The circumstances surrounding the 1919 championship are interesting. They were not scored on all year, finishing 10-0. The Billingsley Report and National Championship Foundation were among ten selectors who gave them the National Title. Notre Dame and Harvard were retroactively awarded National Titles for that year as well. Interestingly enough the 1917 team finished 8-0 and was not scored on as well, and was awarded National Championships by 1st-N-Goal and James Howell. They do not claim this championship despite having very similar circumstances just two years later that they do claim a National Title for.

In 1927 the team finished 8-0-1, with a tie against TCU. The Aggies were awarded National Championships by the Sagarin Rating and Sagarin ELO-Chess. It also bears mentioning that there were no bowl games at this point in time, making it harder to decide a true National Champion.

That's a very small look into a very big picture here. One and two National Championships are dwarfed by some other schools. Notre Dame leads college football with 11 unclaimed National Titles, perfect symmetry with their 11 claimed titles. We would talk about them, but this article is simply not long enough to explore all of those in detail. Oklahoma, the proud owner of seven consensus titles, also has ten they don't claim. After that Ohio State with seven and Nebraska and Southern California with six round out the top five of unclaimed championships. 

So it begs the question, why not claim a National Title? Perhaps the school doesn't want to look overly concerned with its past or show some sort of respect for “the system”, whatever that is.
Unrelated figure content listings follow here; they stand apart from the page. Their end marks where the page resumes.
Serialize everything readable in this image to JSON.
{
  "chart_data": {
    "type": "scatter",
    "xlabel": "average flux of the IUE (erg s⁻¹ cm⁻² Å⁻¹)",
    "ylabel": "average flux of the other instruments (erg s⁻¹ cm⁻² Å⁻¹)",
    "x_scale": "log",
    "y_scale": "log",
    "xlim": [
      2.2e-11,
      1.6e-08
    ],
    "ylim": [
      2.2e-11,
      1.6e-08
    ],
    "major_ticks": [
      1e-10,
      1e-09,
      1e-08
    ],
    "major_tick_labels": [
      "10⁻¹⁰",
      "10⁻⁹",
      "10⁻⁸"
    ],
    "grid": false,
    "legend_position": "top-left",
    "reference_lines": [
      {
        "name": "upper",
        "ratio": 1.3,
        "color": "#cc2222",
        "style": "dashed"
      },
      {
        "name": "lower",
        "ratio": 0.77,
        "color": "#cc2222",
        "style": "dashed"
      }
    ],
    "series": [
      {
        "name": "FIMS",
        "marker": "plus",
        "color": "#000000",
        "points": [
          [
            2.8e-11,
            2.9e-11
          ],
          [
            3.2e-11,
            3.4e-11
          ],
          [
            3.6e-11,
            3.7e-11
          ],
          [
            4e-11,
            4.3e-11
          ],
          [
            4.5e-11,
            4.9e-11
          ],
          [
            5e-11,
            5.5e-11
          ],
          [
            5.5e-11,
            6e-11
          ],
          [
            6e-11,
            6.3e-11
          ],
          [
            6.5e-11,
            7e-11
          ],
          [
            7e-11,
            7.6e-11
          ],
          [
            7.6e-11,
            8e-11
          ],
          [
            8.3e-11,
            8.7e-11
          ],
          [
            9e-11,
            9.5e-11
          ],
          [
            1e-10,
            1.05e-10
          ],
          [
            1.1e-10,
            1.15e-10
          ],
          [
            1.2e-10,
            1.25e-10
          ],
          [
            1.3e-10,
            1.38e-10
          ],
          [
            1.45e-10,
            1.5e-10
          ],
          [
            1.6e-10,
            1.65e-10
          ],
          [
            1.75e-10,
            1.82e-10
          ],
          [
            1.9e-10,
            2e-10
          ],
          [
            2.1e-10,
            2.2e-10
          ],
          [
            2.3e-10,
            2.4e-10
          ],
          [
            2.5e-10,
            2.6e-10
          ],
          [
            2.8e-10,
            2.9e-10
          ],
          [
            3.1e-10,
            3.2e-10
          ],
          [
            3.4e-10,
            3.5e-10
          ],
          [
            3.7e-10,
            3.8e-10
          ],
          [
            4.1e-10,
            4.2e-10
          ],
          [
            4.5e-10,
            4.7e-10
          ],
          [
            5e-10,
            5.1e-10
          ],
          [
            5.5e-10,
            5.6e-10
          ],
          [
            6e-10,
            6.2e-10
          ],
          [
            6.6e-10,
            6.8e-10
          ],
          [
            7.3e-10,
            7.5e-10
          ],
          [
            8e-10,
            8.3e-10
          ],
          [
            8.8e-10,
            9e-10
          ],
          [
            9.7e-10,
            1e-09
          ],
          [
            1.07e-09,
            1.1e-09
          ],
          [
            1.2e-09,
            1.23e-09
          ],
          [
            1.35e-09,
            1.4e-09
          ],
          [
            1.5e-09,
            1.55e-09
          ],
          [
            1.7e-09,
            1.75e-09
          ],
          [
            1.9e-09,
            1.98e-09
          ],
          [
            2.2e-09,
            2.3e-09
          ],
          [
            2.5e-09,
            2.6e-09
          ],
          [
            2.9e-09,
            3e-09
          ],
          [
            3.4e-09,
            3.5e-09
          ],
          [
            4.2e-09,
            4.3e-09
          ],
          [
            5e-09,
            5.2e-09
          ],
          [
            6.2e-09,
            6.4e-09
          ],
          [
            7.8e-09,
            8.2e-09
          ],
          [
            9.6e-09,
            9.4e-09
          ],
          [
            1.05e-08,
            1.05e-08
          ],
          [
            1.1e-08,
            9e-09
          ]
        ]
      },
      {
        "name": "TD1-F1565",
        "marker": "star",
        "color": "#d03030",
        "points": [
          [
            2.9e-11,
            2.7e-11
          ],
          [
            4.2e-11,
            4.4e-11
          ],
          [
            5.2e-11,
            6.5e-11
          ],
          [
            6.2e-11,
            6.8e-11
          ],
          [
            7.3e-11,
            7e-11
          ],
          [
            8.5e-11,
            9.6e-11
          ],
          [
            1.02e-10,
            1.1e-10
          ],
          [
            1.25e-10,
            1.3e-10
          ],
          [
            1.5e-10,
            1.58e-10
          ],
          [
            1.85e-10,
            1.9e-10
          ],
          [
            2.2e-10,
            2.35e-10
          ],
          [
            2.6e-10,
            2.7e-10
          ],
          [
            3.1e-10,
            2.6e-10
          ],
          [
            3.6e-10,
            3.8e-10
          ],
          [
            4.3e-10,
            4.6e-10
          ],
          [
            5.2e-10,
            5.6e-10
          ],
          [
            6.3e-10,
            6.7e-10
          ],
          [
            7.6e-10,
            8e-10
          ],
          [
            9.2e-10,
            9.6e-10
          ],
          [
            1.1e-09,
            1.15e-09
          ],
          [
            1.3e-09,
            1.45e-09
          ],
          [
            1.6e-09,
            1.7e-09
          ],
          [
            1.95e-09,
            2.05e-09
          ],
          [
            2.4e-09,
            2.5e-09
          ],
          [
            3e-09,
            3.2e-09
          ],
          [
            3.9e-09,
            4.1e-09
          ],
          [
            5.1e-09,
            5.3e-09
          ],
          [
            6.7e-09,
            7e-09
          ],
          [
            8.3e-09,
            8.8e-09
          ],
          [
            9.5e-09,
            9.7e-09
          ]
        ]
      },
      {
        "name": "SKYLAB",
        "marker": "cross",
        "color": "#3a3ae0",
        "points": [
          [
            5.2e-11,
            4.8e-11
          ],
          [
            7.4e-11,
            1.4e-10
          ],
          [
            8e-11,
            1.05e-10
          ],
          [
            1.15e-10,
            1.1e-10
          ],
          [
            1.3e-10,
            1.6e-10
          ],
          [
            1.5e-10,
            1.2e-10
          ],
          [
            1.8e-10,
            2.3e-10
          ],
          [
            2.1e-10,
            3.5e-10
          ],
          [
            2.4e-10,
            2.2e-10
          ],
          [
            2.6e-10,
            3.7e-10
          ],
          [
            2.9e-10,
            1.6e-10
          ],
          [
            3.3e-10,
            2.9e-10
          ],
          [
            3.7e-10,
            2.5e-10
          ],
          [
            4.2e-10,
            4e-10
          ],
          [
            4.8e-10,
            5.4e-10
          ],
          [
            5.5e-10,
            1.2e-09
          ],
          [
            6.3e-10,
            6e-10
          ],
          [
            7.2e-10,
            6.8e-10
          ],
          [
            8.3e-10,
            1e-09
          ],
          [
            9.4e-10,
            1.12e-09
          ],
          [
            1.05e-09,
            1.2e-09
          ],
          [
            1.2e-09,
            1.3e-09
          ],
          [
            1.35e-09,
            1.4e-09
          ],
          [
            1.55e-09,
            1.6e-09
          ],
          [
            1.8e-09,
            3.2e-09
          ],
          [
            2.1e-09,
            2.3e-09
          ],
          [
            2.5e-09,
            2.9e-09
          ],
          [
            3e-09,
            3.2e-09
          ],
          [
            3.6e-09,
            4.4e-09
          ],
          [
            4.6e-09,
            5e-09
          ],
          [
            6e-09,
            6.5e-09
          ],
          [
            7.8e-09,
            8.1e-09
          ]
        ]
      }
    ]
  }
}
Perhaps the syndrome of 2003 is still alive for a lot of folks. That year, if you recall, LSU won the BCS National Title, but USC was #1 in the AP poll. However, the Trojans were left out of the Sugar Bowl (the National Title Game that season) and had to settle for a Rose Bowl win over Michigan. Perhaps the desire for one National Champion per season is desired amongst the schools.

However, back to the examples above, The Missouri Tigers should claim 1960 as a National Title. They were ranked #1 in the country before losing to the Jayhawks. The conference says they won, so you're the highest ranked team that won every game. If that's not worthy of being claimed as a National Title, tell what is.

Now, 2007 is a bit more iffy. One team had their number that year, and those Sooners won 11 games. However, they got routed by West Virginia in the Fiesta Bowl, a Mountaineers team that also barely missed out on playing for the National Title after losing their season finale to Pittsburgh. LSU had two losses themselves. They lost to Kentucky, who finished 7-5, and Arkansas, who finished 8-4. So Missouri lost to a better team than either of the ones LSU beat. That might be their lone rationale for even thinking of claiming that title.

For the 1917 Aggies, with such similar circumstances to a National Title they claimed two years later, why not claim that title too? It just makes sense.

But should all the schools listed claim these National Titles?

Why not? If someone offered you $1,000, would you not take it because someone else might have also gotten it or be more deserving? That is doubtful. These teams put in the work and had great seasons in those respective years. The fact there was no organized way of awarding a champion should work in the favor of the schools. Someone thought you were the best, and it doesn't matter who.

Take pride in it and claim those National Titles.